Opinion

Agriculture As A Road To Wealth Creation

Published

on

In the 1950s and 1960s,
agriculture played important role in economic development of Nigeria. The various regional governments of 1940s encouraged agriculture. In the West, Cocoa was produced and exported through the cocoa Marketing Board to foreign countries . Cocoa earned a lot of money for the Western region and the Federal Government.
In the northern part of Nigeria, groundnut, hides and skin were produced largely in Kano and other towns and villages. In the East, oil palm was produced and exported to foreign countries like Britain and France. Agriculture employed over sixty per cent of Nigerians.
When crude oil export started with the completion of oil refinery at Eleme in Rivers State, crude oil became the black gold. Many states focused on oil money and abandoned agriculture.
In the 1970s, oil revenue increased and the government failed to encourage mechanized farming.

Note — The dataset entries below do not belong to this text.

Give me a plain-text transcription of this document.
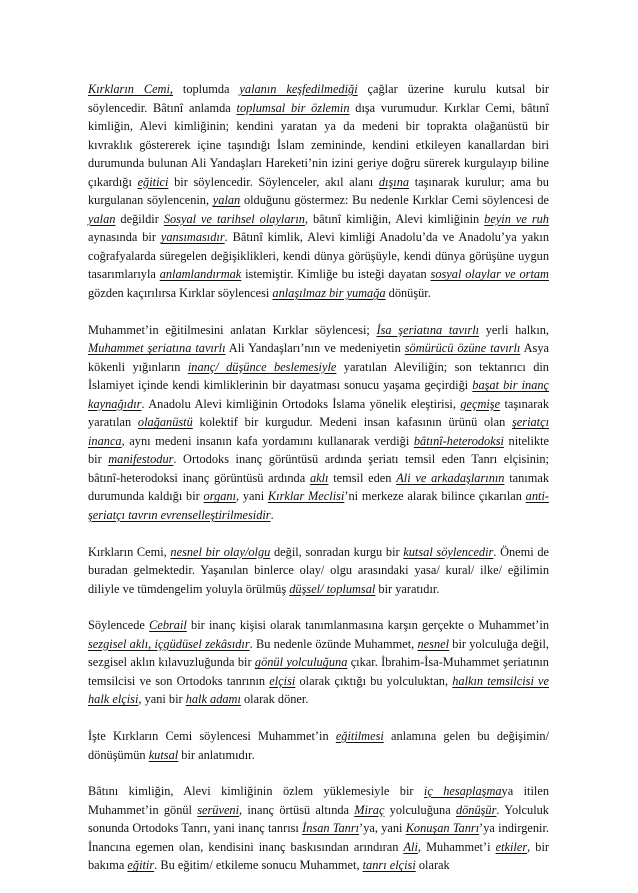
Kırkların Cemi, toplumda yalanın keşfedilmediği çağlar üzerine kurulu kutsal bir söylencedir. Bâtınî anlamda toplumsal bir özlemin dışa vurumudur. Kırklar Cemi, bâtınî kimliğin, Alevi kimliğinin; kendini yaratan ya da medeni bir toprakta olağanüstü bir kıvraklık göstererek içine taşındığı İslam zemininde, kendini etkileyen kanallardan biri durumunda bulunan Ali Yandaşları Hareketi’nin izini geriye doğru sürerek kurgulayıp biline çıkardığı eğitici bir söylencedir. Söylenceler, akıl alanı dışına taşınarak kurulur; ama bu kurgulanan söylencenin, yalan olduğunu göstermez: Bu nedenle Kırklar Cemi söylencesi de yalan değildir Sosyal ve tarihsel olayların, bâtınî kimliğin, Alevi kimliğinin beyin ve ruh aynasında bir yansımasıdır. Bâtınî kimlik, Alevi kimliği Anadolu’da ve Anadolu’ya yakın coğrafyalarda süregelen değişiklikleri, kendi dünya görüşüyle, kendi dünya görüşüne uygun tasarımlarıyla anlamlandırmak istemiştir. Kimliğe bu isteği dayatan sosyal olaylar ve ortam gözden kaçırılırsa Kırklar söylencesi anlaşılmaz bir yumağa dönüşür.

Muhammet’in eğitilmesini anlatan Kırklar söylencesi; İsa şeriatına tavırlı yerli halkın, Muhammet şeriatına tavırlı Ali Yandaşları’nın ve medeniyetin sömürücü özüne tavırlı Asya kökenli yığınların inanç/ düşünce beslemesiyle yaratılan Aleviliğin; son tektanrıcı din İslamiyet içinde kendi kimliklerinin bir dayatması sonucu yaşama geçirdiği başat bir inanç kaynağıdır. Anadolu Alevi kimliğinin Ortodoks İslama yönelik eleştirisi, geçmişe taşınarak yaratılan olağanüstü kolektif bir kurgudur. Medeni insan kafasının ürünü olan şeriatçı inanca, aynı medeni insanın kafa yordamını kullanarak verdiği bâtınî-heterodoksi nitelikte bir manifestodur. Ortodoks inanç görüntüsü ardında şeriatı temsil eden Tanrı elçisinin; bâtınî-heterodoksi inanç görüntüsü ardında aklı temsil eden Ali ve arkadaşlarının tanımak durumunda kaldığı bir organı, yani Kırklar Meclisi’ni merkeze alarak bilince çıkarılan anti-şeriatçı tavrın evrenselleştirilmesidir.

Kırkların Cemi, nesnel bir olay/olgu değil, sonradan kurgu bir kutsal söylencedir. Önemi de buradan gelmektedir. Yaşanılan binlerce olay/ olgu arasındaki yasa/ kural/ ilke/ eğilimin diliyle ve tümdengelim yoluyla örülmüş düşsel/ toplumsal bir yaratıdır.

Söylencede Cebrail bir inanç kişisi olarak tanımlanmasına karşın gerçekte o Muhammet’in sezgisel aklı, içgüdüsel zekâsıdır. Bu nedenle özünde Muhammet, nesnel bir yolculuğa değil, sezgisel aklın kılavuzluğunda bir gönül yolculuğuna çıkar. İbrahim-İsa-Muhammet şeriatının temsilcisi ve son Ortodoks tanrının elçisi olarak çıktığı bu yolculuktan, halkın temsilcisi ve halk elçisi, yani bir halk adamı olarak döner.

İşte Kırkların Cemi söylencesi Muhammet’in eğitilmesi anlamına gelen bu değişimin/ dönüşümün kutsal bir anlatımıdır.

Bâtını kimliğin, Alevi kimliğinin özlem yüklemesiyle bir iç hesaplaşmaya itilen Muhammet’in gönül serüveni, inanç örtüsü altında Miraç yolculuğuna dönüşür. Yolculuk sonunda Ortodoks Tanrı, yani inanç tanrısı İnsan Tanrı’ya, yani Konuşan Tanrı’ya indirgenir. İnancına egemen olan, kendisini inanç baskısından arındıran Ali, Muhammet’i etkiler, bir bakıma eğitir. Bu eğitim/ etkileme sonucu Muhammet, tanrı elçisi olarak
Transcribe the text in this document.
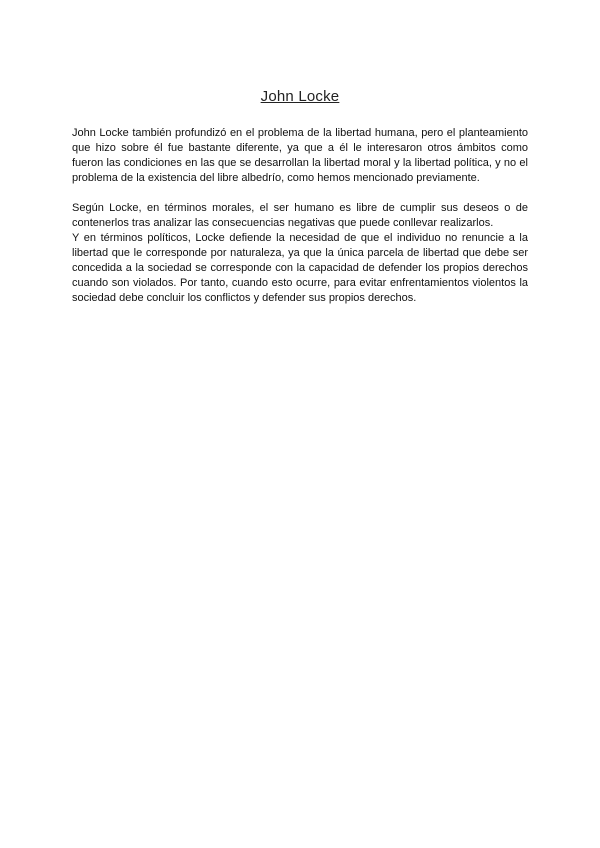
John Locke

John Locke también profundizó en el problema de la libertad humana, pero el planteamiento que hizo sobre él fue bastante diferente, ya que a él le interesaron otros ámbitos como fueron las condiciones en las que se desarrollan la libertad moral y la libertad política, y no el problema de la existencia del libre albedrío, como hemos mencionado previamente.

Según Locke, en términos morales, el ser humano es libre de cumplir sus deseos o de contenerlos tras analizar las consecuencias negativas que puede conllevar realizarlos.

Y en términos políticos, Locke defiende la necesidad de que el individuo no renuncie a la libertad que le corresponde por naturaleza, ya que la única parcela de libertad que debe ser concedida a la sociedad se corresponde con la capacidad de defender los propios derechos cuando son violados. Por tanto, cuando esto ocurre, para evitar enfrentamientos violentos la sociedad debe concluir los conflictos y defender sus propios derechos.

With a windfall in oil revenue from 2013 – 2014, the Federal Government refocused on agriculture for production and export of farm produce.
It is time to encourage agriculture because with mechanized agriculture, we can produce large quantity of produce like rice, beans, yam, groundnuts, cashew nuts, cassava, cocoa beans, kola nuts maize, melon, millet, oil palm, plantain, banana rubber, sorghum, sesame etc. Cassava can be processed into many products like starch, garri, animal feeds etc, while cocoa beans can be processed into coffee, tea, by indigenous entrepreneurs. Beans can be bagged and exported to foreign countries and yam can be exported to other African countries.
Individuals and various government can also encourage the planting of oil palm, plantain, soyabeans and banana. Rice, plantain and banana are grown in loamy soil that is common in southern part of Nigeria. Also, the government can also focus on rearing of animals, making sure that there are ranches to keep these animals in order to avoid grazing problems that has been alarming in the country.
The government should also provide fishing troullers where fishes can be trained in mass and exported to other countries. These fishes can be canned and exported, the animals also can be canned while the remains of the animals such as the skin, hides can be used to produce things like leather bags, shoes, gums etc. Its dung can be used as manure to grow crops instead of using chemical manures that blot the crops and make it manure before its time, thereby making the produce to be rotten sometimes and harmful to human health.
Agriculture can make Nigeria to diversify its economy ie a shift in monoculture economy from over reliance on crude oil especially at a time when the oil price is falling, thus having devastating effects on the economy. If the proper investments are made in the agricultural sector, the current contributions being made to the economy by this sector can be doubled or even tripled because Nigeria has both human and natural resources to achieve this potential.
Agriculture will help in the provision of food and raw materials to the Nigerian population and the development of manufacturing sector, respectively. This will bring about the building of infant industries where agricultural outputs can be processed, refined and produced by indigenous Nigerians, thereby creating job opportunities for graduates and young school leavers.
Nigeria today imports virtually everything including rice, toothpick, of which Nigeria is capable of producing in mass for the consumption of her citizenry as well as exporting it. This is a big shame and embarrassment to Nigeria because other African countries look up to her.
The present administration under President Muhammadu Buhari, has banned the importation of rice, frozen fishes and other items into the country. This is a welcome development to start with. But the question is, with the ban on importation of these items, what is the populace going to feed on especially against the backdrop of the fact that the agricultural sector does not have a firm footing yet?
The Federal Government has to make sure that infrastructures are put in place, industries should be built so that young entrepreneurs could engage themselves in agricultural activities which will curb the effects of rural-urban migration and for the rural people to engage in agriculture, which will help to decongest the urban areas and make life easier for people both in the urban and rural areas. It will also help the government to make more effect in developing the degrading infrastructural facilities and Hius ease movement of goods from one location to the other.
Developing the agricultural sector will also help in improving other sectors and thereby curbing the level of the existing corruption in the country.
The importance of agriculture to the Nigeria economy as to wealth creation cannot be overemphasized. Therefore, the bulk of work lies in the hand of the government and entrepreneurs to take advantage of the enormous benefits that is in the agriculture sector.
Sam-Dekii is a student of the Rivers State University of Science and Technology, Port Harcourt.